Sin embargo, algunos especialistas coinciden en que aún se necesita una mayor articulación entre provincias y una inversión sostenida para que estas políticas sean verdaderamente efectivas a largo plazo.
“Uff, aquí sí que estamos en pañales. Existen leyes, claro, como el Plan Nacional de Suelos Agropecuarios que promueve buenas prácticas agrícolas, restauración y manejo sostenible. O la Ley General del Ambiente (25.675), que establece el derecho a un ambiente sano y el deber de proteger los recursos, incluyendo los suelos. La Ley de Bosques Nativos que restringe desmontes y fomenta la conservación de bosques, clave para evitar erosión. A nivel provincial, hay también algunas leyes específicas de suelos como la de Santa Fe o Entre Ríos. No obstante, la implementación aún es desigual y falta financiamiento constante”, aseguró Cosentino.
La Facultad de Agronomía de la UBA, por ejemplo, cuenta con varios grupos de investigación que se dedican a estudiar el suelo, a conocerlo más en profundidad. Tiene vínculos con agrupaciones de productores, la AACS, el INTA, el INTI (Instituto Nacional de Tecnología Industrial), la Secretaría de Agricultura y con empresas del sector privado que muestran mucho interés por la agricultura regenerativa, además de investigar en conjunto con ellos.

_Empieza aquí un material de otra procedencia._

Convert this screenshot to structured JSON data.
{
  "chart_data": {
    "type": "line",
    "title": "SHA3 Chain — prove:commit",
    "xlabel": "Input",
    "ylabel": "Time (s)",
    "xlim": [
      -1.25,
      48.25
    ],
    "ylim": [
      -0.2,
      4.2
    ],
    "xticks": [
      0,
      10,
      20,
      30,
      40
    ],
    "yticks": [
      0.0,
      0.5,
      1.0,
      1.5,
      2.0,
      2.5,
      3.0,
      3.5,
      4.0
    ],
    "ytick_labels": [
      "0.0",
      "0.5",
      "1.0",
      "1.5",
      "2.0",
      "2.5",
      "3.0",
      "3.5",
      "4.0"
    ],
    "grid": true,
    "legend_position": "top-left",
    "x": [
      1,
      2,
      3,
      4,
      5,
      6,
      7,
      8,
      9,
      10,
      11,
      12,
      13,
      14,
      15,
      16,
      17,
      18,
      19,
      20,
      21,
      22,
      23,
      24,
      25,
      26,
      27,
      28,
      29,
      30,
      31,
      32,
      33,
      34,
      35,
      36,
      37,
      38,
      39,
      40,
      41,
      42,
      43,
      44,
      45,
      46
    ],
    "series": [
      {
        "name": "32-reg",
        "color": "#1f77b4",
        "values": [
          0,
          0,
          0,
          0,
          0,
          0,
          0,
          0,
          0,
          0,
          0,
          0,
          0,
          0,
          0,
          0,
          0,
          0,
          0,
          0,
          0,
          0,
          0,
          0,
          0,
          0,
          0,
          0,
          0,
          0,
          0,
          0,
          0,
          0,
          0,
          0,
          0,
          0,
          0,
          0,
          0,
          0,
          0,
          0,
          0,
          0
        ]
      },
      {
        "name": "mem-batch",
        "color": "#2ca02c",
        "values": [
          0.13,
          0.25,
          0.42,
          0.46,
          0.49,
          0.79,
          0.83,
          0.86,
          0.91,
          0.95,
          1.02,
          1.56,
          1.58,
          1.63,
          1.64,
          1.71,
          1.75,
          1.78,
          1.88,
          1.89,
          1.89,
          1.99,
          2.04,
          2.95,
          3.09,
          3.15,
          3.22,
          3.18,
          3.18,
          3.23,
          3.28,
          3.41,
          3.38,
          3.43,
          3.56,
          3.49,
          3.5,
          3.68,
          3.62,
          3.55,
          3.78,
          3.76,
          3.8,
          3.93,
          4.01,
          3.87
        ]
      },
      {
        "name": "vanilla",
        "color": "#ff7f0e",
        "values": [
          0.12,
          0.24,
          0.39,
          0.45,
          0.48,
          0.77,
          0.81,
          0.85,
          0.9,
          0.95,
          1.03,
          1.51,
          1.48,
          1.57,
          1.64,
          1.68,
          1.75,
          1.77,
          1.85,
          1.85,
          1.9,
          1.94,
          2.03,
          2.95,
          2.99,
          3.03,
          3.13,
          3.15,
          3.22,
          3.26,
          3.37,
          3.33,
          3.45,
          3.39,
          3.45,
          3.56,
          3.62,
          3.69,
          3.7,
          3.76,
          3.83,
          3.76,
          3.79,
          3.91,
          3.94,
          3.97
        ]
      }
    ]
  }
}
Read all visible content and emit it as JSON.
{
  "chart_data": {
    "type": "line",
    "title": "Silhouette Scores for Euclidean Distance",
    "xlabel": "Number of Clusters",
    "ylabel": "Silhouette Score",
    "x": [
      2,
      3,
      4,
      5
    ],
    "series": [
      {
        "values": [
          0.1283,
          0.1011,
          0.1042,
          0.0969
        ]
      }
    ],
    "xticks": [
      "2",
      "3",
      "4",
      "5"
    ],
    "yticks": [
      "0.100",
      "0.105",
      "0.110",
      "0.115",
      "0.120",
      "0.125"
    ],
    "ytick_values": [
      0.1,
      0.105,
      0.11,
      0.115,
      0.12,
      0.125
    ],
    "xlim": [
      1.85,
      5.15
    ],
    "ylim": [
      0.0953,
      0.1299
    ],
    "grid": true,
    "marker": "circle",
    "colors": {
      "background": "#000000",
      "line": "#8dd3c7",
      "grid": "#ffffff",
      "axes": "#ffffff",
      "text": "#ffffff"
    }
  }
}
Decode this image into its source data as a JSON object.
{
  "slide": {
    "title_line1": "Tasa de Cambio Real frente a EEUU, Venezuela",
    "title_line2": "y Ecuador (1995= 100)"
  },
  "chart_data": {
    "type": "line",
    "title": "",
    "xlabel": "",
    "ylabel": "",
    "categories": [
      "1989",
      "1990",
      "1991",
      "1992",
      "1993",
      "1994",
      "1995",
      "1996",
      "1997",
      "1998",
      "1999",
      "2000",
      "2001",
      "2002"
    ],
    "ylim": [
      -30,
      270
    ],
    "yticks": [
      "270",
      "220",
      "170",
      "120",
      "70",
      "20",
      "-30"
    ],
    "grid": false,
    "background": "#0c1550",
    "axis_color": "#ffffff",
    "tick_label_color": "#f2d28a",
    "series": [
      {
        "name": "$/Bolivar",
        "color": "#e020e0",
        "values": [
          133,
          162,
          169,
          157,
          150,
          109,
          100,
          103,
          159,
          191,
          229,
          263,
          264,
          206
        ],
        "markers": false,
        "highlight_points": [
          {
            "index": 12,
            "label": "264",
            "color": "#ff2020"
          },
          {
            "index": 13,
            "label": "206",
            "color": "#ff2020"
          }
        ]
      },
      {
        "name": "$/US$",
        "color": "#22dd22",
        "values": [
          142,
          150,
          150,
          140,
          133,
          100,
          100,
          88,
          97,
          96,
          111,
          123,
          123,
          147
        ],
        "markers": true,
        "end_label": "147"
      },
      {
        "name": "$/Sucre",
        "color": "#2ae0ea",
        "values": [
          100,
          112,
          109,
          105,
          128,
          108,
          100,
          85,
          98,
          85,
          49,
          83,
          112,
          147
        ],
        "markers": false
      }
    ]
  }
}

“Es fundamental trabajar con el sector privado, juntos. Esto hay que gritarlo muy fuerte. Tenemos proyectos en biodiversidad, carbono del suelo, cultivos de servicios, residuos sólidos urbanos, uso de nutrientes, prácticas de conservación de suelos, técnicas analíticas de laboratorio para mejorar la calidad de resultados, etc. Realmente se trabaja muchísimo. Eso es sólo desde la investigación. Pero también trabajamos en extensión y obvio en educación. Somos un ente educativo por naturaleza. Tengo un proyecto de extensión que se dedica a ir a escuelas técnicas agropecuarias a obtener monolitos de suelos que luego docentes y alumnos utilizan en el aula como soporte didáctico. ¡He ido a escuelas agropecuarias en las que los alumnos nunca habían visto el suelo de la propia escuela!”, concluyó.
LAS FUNCIONES DEL SUELO Y SU RELACIÓN CON EL CAMBIO CLIMÁTICO
El suelo regula el ciclo del agua, almacena carbono, sustenta la biodiversidad, filtra contaminantes, recicla nutrientes y da soporte físico a infraestructuras y ecosistemas naturales. Es mucho más que “tierra”: es el mayor reservorio de carbono del planeta.
Cuando lo cuidamos, ayudamos a frenar el cambio climático porque el suelo almacena carbono que de otro modo iría a la atmósfera en forma de CO₂. Pero si lo degradamos -por ejemplo, al deforestar, sobrepastorear o mal cultivar- ese carbono se libera y agrava el calentamiento global.
Además, suelos bien manejados ayudan a absorber agua, reducen el riesgo de inundaciones y hacen que los ecosistemas sean más resilientes frente a sequías o temperaturas extremas.
¿Es el suelo la bala de plata contra el cambio climático? Esta es la discusión que se tiene hoy en ámbitos científicos. Seguramente es importante contra el cambio climático, pero no parece ser el único factor a gestionar mejor.
QUÉ ES LA DESERTIFICACIÓN Y LA SEQUÍA DEL SUELO
La desertificación es como una enfermedad crónica del suelo: lo va dejando estéril, sin vida, sin capacidad para retener agua o sostener la vegetación.
La sequía, en tanto, acelera ese proceso, secando la tierra, matando microorganismos y dejando la superficie expuesta a la erosión del viento y la lluvia.
El resultado es una pérdida casi irreversible: tierras que antes producían alimentos o daban cobijo a comunidades rurales quedan inutilizables. Esto no solo impacta la economía local, sino que obliga a migraciones forzadas y agrava los conflictos por recursos escasos.